July 5, 2013

Under the Dome: "The Fire"

With Under the Dome's second episode, most of my suspicions - both positive and negative - seem to be getting proven correct. With the Chief of Police dead, Mayor "Big Jim" Rennie goes into overdrive to hide his secret drug manufacturing industry. This leads to a string of unintended consequences - chiefly the fire referred to in the episode's title.

This episode brings with it a fairly significant pedigree in that it's written by Rick Cleveland, who won an Emmy award in 2000 for his West Wing script "In Excelsis Deo" (co-written by Aaron Sorkin). Given the matter-of-fact and fairly perfunctory work done with the characters in this episode, you'd be forgiven for thinking that with "In Excelsis Deo" Sorkin may have done a lot of the heavy lifting. It's not a bad episode, but it's a superficial one. It pushes the plot forward and solidifies what each character's arc is likely to be, but it's pretty slack in giving anyone any kind of depth or nuance.
Dean Norris is a stand-out as Jim Rennie, giving the character a very believable balance of criminality and likeability.
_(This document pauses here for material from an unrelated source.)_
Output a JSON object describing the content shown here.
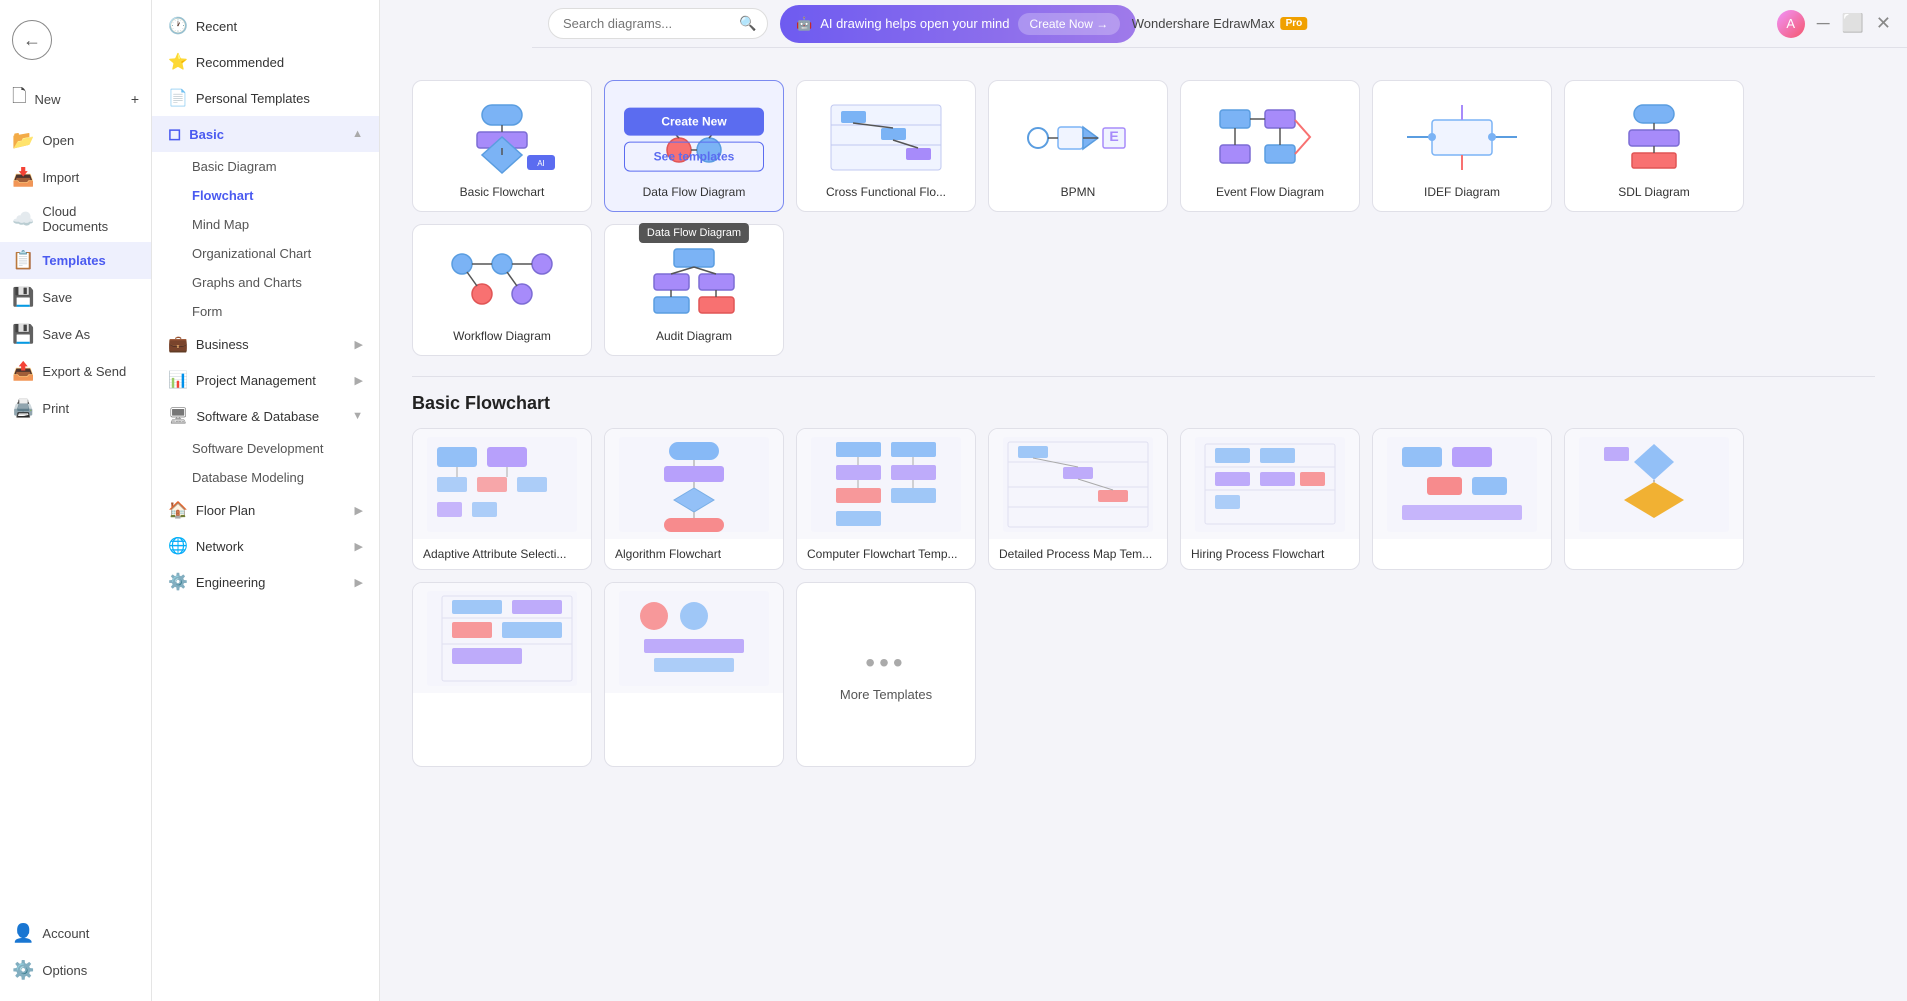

His performance is reminding me a lot of Michael Chiklis' work on The Shield: not simply because of the physical resemblance, but also in the way they both manage to give a fairly horrible person a lot of hooks on which an audience can still engage with them. Ned Bellamy is less effective as Rennie's accomplice, the meth-addicted Father Lester Coggins. In Bellamy's case I think the problem lies more with his character than his performance; he feels like a bit of a Stephen King cliche to me.
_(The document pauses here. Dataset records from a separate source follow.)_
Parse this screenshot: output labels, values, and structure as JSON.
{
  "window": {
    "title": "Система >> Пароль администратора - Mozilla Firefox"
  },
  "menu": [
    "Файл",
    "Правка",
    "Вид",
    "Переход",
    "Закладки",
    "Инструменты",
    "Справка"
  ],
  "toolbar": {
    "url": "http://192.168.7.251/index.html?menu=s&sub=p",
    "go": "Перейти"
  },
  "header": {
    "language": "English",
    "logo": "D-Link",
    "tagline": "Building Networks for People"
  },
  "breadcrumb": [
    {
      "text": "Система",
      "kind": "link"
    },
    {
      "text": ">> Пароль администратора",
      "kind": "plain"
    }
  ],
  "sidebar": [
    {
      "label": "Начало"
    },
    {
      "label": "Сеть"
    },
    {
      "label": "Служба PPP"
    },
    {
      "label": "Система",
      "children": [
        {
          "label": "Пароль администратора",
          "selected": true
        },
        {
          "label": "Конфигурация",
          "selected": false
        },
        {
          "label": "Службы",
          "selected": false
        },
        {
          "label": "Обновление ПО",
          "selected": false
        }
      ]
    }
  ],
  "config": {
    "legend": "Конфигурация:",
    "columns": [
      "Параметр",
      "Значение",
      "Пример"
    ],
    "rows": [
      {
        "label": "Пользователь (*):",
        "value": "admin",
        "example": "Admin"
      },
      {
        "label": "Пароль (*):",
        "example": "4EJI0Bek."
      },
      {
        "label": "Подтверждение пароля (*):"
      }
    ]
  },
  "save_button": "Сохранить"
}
Mike Vogel and Rachel Lefevre are both very solid as Dale "Barbie" Barbera and Julia Shumway. They're pretty much cemented here as the lead characters of the series, and I expect they'll start driving the narrative as we go on.

The one aspect of the series that really isn't working is the one focused on Junior Rennie's kidnapping of his ex-girlfriend Angie. It fails to work for three reasons, I think. Firstly, it's not showing us anything we haven't seen a hundred times before. Secondly, and I think more importantly, it's something we've seen a hundred times before. I'd really appreciate more drama that relies on character interaction to generate drama and not another privileged insane man hitting and chaining up a crying young woman. Finally, it's just not believable. What are the odds that Junior will flip out and turn into a creepy psychopath on the exact same day that the dome descended on the town? Perhaps the two will be linked. Certainly I hope they are, because it might justify this bit of the story more. As it stands I wish they wouldn't include it.

This episode is enjoyable enough, but it's the sort of enjoyable that's best followed with a shrug and the words '...I suppose'. It certainly ends on a great note, and suggests some very dark things in the town's future. For one thing they're rapidly running out of functioning police officers. That's never good.

For now Under the Dome is scoring 100%. But only just.

1 comment:

  1. I was so confident I knew where the Big Jim actor was from I didn't bother looking it up! And I wasn't surprised by his 'greyness' because I assumed it was typecasting... They really _are_ similar!